German Bundesbank: German Inflation Could Temporarily Hit 4% Towards End-2021

21 May 2021

By David Barwick – FRANKFURT (Econostream) – Inflation in Germany could temporarily hit 4% toward the end of the year, the German Bundesbank said on Friday in its latest monthly bulletin, an increase from recent previous monthly bulletins in which it had only predicted German HICP rates ‘clearly’ above 3%.

‘In the coming months, the inflation rate should continue to rise slowly at first’, the Bundesbank said, with ‘upstream price pressures … likely to be reflected in consumer prices only to a lesser extent and with a lag.’
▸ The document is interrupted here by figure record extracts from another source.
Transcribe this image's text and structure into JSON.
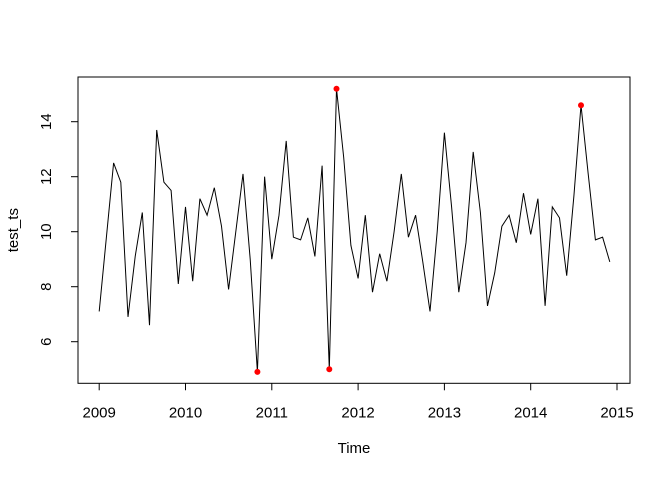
{
  "chart_data": {
    "type": "line",
    "title": "",
    "xlabel": "Time",
    "ylabel": "test_ts",
    "x_ticks": [
      2009,
      2010,
      2011,
      2012,
      2013,
      2014,
      2015
    ],
    "y_ticks": [
      6,
      8,
      10,
      12,
      14
    ],
    "xlim": [
      2008.75,
      2015.15
    ],
    "ylim": [
      4.5,
      15.6
    ],
    "grid": false,
    "legend_position": "none",
    "colors": {
      "line": "#000000",
      "axis": "#000000",
      "outlier": "#ff0000",
      "background": "#ffffff"
    },
    "series": [
      {
        "name": "test_ts",
        "start_year": 2009,
        "start_month": 1,
        "frequency": 12,
        "values": [
          7.1,
          9.8,
          12.5,
          11.8,
          6.9,
          9.1,
          10.7,
          6.6,
          13.7,
          11.8,
          11.5,
          8.1,
          10.9,
          8.2,
          11.2,
          10.6,
          11.6,
          10.2,
          7.9,
          10.0,
          12.1,
          9.0,
          4.9,
          12.0,
          9.0,
          10.6,
          13.3,
          9.8,
          9.7,
          10.5,
          9.1,
          12.4,
          5.0,
          15.2,
          12.7,
          9.5,
          8.3,
          10.6,
          7.8,
          9.2,
          8.2,
          10.0,
          12.1,
          9.8,
          10.6,
          8.9,
          7.1,
          10.0,
          13.6,
          10.9,
          7.8,
          9.6,
          12.9,
          10.7,
          7.3,
          8.5,
          10.2,
          10.6,
          9.6,
          11.4,
          9.9,
          11.2,
          7.3,
          10.9,
          10.5,
          8.4,
          11.3,
          14.6,
          12.1,
          9.7,
          9.8,
          8.9
        ]
      }
    ],
    "outliers": {
      "marker": "filled-circle",
      "color": "#ff0000",
      "points": [
        {
          "index": 22,
          "time": "2010-11",
          "value": 4.9
        },
        {
          "index": 32,
          "time": "2011-09",
          "value": 5.0
        },
        {
          "index": 33,
          "time": "2011-10",
          "value": 15.2
        },
        {
          "index": 67,
          "time": "2014-08",
          "value": 14.6
        }
      ]
    }
  }
}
As of July, the base effect stemming from the reduction of the VAT will boost annual HICP, though this effect would be offset for some months by the statistical special effect of package holidays, the German central bank said.

‘At the end of the current year, however, this special effect will again strengthen the upward pressure on prices’, the Bundesbank said. ‘Therefore, the inflation rate could then temporarily reach 4%.’

German GDP would ‘increase significantly’ in 2Q, with the degree of the expansion dependent on when pandemic containment measures are lifted, it said.

Although industry is experiencing high demand, bottlenecks in the supply chain would reduce production for the moment, the Bundesbank said.

‘With rapid progress in the vaccination campaign, there is a prospect that containment measures can be eased significantly in the coming months’, the central bank said. ‘GDP could then rise strongly in the third quarter and exceed its pre-crisis level as early as autumn.’

The Bundesbank suggested that globally, in the context of vaccination progress, ‘[a]broad opening of the economy seems possible here by summer at the latest. The global economic recovery should thus gain significant momentum.’